What:
Typically in ML, we don’t feed the Vector Embeddings of full raw words or full images into Neural Networks. Instead, we feed in tokens - parts of a word or image.
Why?
- We could take individual characters and feed those into the model. But that’s inefficient for longer words.
- We could take whole words - but how do we deal with new words / what we’ve not seen?
Instead, it’s far more useful to take common word chunks - common words have their own encoding and new words can be efficiently constructed.
How?
Turning words into tokens - tokenisation. We often use Byte Pair Encoding (BPE - used in ChatGPT).
Algorithm
Repeat:
- Count pairs of tokens: how many times each pair occurs together in the training data;
- Find the most frequent pair of tokens;
- Merge this pair - add a merge to the merge table, and the new token to the vocabulary.
(Contrived) Example:
1. Start with Characters:
Text: "low, lower, lowest, Bar"
- Initial tokens:
["l", "o", "w", ",", "l", "o", "w", "e", "r", "l", "o", "w", "e", "s", "t", "b", "a", "r"]
2. Iteratively Merge the Most Frequent Pairs Until Desired Vocab Size is Met:
Find the most common character pairs and merge them into tokens.
- Iteration 1:
"l" + "o"
→["lo", "w", ",", "lo", "w", "e", "r", "lo", "w", "e", "s", "t", "b", "a", "r"]
- Iteration 2:
"lo" + "w"
→["low", ",", "low", "e", "r", "low", "e", "s", "t", "b", "a", "r"]
- Iteration 3:
"low" + "e"
→["low", ",", "lowe", "r", "lowe", "s", "t", "b", "a", "r"]
- Iteration 4:
"lowe" + "r"
→["low", ",", "lower", "lowe", "s", "t", "b", "a", "r"]
- …
- Final tokens:
["low", ",", "lower", "lowest", "bar"]
(assuming desired vocab size was 5).
This (admittedly contrived, slightly falsified example) also let’s us create new words efficiently as well - e.g. "Barlow" = "bar" + "low"
Problems:
1️⃣ Segments Based on Frequency, not Meaning or Morphology:
"running" → ["run", "##ning"]
"runner" → ["run", "##ner"]
But "runs" → ["runs"] (no split!)
The model might not generalise well between “running”/“runner”, and “runs”, even though they share the same root.
2️⃣ Inconsistent Across Training Datasets:
- In one dataset:
"New York"
→["New", " York"]
- In another dataset:
"New York"
→["New", "Y", "ork"]
The same word might have different representations depending on the corpus used, hurting consistency in downstream tasks.
3️⃣ Fixed Vocab Size:
Once BPE is trained, the vocabulary is fixed.

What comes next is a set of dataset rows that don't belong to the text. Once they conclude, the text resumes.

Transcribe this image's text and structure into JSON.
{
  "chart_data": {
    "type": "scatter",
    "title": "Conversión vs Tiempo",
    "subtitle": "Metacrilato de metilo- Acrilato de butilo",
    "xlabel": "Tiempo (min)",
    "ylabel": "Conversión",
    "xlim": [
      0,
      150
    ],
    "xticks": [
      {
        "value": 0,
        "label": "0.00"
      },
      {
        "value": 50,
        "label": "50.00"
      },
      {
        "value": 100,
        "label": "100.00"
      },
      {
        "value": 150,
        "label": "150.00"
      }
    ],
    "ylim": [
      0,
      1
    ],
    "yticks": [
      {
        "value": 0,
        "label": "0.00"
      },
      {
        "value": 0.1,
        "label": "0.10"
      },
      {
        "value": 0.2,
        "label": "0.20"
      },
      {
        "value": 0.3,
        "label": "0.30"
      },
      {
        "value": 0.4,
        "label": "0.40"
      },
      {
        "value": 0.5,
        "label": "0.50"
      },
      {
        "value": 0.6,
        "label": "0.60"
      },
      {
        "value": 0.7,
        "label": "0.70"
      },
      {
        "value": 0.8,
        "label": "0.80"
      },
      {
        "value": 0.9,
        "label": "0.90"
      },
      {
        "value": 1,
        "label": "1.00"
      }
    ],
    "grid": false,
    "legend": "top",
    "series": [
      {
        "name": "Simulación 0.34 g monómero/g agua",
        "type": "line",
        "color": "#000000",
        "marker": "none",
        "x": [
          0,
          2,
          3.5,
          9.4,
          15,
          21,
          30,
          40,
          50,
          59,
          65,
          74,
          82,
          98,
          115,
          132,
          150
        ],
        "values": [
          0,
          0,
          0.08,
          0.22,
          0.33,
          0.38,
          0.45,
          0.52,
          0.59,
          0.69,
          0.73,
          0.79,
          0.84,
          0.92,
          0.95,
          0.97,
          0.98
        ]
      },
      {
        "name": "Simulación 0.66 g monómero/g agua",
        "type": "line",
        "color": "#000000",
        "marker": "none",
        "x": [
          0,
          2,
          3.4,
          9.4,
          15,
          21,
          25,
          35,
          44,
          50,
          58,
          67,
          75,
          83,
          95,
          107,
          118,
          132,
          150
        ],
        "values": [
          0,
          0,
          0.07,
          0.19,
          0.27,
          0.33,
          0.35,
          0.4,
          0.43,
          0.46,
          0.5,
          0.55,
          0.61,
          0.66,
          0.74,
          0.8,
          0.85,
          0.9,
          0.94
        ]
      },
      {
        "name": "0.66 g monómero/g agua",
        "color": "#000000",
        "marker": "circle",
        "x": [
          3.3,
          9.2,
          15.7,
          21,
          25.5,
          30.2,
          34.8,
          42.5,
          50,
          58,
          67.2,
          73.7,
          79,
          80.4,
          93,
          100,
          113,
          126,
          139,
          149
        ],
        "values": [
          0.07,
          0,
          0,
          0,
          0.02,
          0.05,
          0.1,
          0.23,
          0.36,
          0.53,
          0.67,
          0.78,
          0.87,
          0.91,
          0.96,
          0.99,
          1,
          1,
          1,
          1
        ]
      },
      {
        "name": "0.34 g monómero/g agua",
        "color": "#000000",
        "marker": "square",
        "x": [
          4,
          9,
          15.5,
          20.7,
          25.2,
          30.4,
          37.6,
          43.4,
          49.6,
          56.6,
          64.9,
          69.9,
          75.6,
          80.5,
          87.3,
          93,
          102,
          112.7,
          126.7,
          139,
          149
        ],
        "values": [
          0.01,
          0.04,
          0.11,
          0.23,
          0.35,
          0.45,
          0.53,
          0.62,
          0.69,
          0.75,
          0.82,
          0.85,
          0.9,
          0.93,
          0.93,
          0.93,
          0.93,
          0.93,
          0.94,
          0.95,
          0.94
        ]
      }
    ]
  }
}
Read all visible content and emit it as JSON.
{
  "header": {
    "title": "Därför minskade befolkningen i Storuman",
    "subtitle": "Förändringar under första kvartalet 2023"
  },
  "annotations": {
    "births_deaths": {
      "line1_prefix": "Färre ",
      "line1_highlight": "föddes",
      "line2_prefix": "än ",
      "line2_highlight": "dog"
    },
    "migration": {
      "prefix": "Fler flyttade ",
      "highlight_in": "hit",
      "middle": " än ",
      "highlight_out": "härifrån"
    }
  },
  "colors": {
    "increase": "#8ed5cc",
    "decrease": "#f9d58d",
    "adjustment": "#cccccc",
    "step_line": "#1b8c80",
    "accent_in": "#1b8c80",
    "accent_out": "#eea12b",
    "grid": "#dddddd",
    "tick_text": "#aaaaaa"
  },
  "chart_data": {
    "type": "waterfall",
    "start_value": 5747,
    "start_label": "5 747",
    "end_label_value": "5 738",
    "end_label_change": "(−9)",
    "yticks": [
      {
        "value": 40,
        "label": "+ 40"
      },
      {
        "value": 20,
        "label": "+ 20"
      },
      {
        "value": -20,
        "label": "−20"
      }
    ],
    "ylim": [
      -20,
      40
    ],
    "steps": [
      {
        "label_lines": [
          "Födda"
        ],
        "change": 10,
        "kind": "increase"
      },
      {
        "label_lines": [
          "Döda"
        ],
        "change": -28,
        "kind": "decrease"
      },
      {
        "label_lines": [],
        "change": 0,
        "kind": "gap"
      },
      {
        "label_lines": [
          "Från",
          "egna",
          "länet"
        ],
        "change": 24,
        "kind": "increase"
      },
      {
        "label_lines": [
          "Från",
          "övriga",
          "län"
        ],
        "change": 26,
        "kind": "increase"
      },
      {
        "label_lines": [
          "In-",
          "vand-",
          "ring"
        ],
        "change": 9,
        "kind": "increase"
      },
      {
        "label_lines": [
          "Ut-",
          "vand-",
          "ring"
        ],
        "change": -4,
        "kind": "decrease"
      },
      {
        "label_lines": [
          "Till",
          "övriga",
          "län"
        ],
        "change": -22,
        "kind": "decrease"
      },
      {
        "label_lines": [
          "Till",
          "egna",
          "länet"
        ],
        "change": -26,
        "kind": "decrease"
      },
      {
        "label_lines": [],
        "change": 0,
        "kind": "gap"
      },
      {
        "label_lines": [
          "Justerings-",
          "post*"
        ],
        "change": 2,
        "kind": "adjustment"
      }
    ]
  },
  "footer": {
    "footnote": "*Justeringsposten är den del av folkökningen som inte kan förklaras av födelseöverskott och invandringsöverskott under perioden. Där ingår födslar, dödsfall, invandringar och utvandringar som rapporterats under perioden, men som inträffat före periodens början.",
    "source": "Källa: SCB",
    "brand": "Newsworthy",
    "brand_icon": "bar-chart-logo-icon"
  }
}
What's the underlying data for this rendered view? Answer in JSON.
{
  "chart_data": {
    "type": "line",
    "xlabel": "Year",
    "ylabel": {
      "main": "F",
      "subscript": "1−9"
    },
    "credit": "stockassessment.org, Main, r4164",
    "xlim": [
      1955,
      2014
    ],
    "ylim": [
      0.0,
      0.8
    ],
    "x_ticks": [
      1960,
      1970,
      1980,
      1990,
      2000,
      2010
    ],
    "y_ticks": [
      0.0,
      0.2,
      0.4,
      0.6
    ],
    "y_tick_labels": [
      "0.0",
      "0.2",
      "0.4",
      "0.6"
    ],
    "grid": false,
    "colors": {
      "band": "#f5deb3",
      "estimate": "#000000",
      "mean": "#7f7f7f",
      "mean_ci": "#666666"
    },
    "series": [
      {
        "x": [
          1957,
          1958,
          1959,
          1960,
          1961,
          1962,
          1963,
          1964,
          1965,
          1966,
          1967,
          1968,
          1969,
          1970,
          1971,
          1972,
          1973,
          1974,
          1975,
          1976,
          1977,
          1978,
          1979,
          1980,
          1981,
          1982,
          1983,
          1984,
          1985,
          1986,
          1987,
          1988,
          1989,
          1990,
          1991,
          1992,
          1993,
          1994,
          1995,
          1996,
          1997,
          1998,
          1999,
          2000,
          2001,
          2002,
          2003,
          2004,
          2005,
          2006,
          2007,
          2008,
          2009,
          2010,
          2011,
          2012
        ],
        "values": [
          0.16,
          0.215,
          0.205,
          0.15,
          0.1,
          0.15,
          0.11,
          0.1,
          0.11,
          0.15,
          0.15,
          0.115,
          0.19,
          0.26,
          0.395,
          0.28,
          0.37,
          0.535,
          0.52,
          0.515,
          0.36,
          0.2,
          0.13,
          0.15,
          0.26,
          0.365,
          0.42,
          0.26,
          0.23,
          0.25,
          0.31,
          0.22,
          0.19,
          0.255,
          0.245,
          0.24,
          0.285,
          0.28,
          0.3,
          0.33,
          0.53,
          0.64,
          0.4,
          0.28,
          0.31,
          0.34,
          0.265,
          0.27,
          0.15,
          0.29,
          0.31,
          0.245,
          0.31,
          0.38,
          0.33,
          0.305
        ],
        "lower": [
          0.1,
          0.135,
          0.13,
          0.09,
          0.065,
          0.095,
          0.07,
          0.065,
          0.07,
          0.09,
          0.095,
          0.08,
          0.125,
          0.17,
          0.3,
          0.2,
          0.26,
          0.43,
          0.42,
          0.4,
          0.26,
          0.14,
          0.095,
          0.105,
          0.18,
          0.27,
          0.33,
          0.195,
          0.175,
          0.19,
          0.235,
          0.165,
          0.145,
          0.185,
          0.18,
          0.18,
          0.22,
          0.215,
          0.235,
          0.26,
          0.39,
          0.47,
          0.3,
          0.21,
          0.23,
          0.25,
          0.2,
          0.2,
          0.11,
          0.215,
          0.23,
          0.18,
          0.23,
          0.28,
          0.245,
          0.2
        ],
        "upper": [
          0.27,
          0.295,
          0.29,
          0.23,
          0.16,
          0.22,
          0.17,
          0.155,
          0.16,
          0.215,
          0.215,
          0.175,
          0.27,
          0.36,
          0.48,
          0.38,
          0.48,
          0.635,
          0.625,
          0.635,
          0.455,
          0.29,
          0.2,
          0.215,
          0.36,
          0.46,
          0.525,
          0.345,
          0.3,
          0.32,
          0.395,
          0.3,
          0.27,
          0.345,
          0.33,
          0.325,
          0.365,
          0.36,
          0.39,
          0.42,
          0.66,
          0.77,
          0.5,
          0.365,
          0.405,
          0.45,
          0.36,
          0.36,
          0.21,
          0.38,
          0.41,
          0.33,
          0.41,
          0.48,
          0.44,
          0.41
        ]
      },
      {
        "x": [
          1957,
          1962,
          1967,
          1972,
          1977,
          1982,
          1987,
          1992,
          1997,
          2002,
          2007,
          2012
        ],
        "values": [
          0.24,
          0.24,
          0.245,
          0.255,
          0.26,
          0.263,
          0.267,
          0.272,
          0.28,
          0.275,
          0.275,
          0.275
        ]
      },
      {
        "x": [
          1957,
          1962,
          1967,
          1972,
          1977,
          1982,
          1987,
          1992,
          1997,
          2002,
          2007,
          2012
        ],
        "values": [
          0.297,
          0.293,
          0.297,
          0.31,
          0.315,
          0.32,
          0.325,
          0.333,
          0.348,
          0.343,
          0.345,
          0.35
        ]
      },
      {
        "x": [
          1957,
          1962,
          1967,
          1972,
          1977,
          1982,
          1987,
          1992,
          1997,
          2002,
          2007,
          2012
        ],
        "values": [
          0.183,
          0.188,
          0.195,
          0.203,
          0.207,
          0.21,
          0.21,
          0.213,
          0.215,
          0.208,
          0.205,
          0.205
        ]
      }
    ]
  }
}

Effect: New words that weren’t in the training data are awkwardly split into subwords, even if they are common in future datasets.
Example:
"COVID19"
→["CO", "VID", "19"]
Inconsistent tokenisation for out-of-vocabulary words leads to poor generalisation in real-world applications.
Funnily enough, even after all of those problems - it’s still the best we’ve got.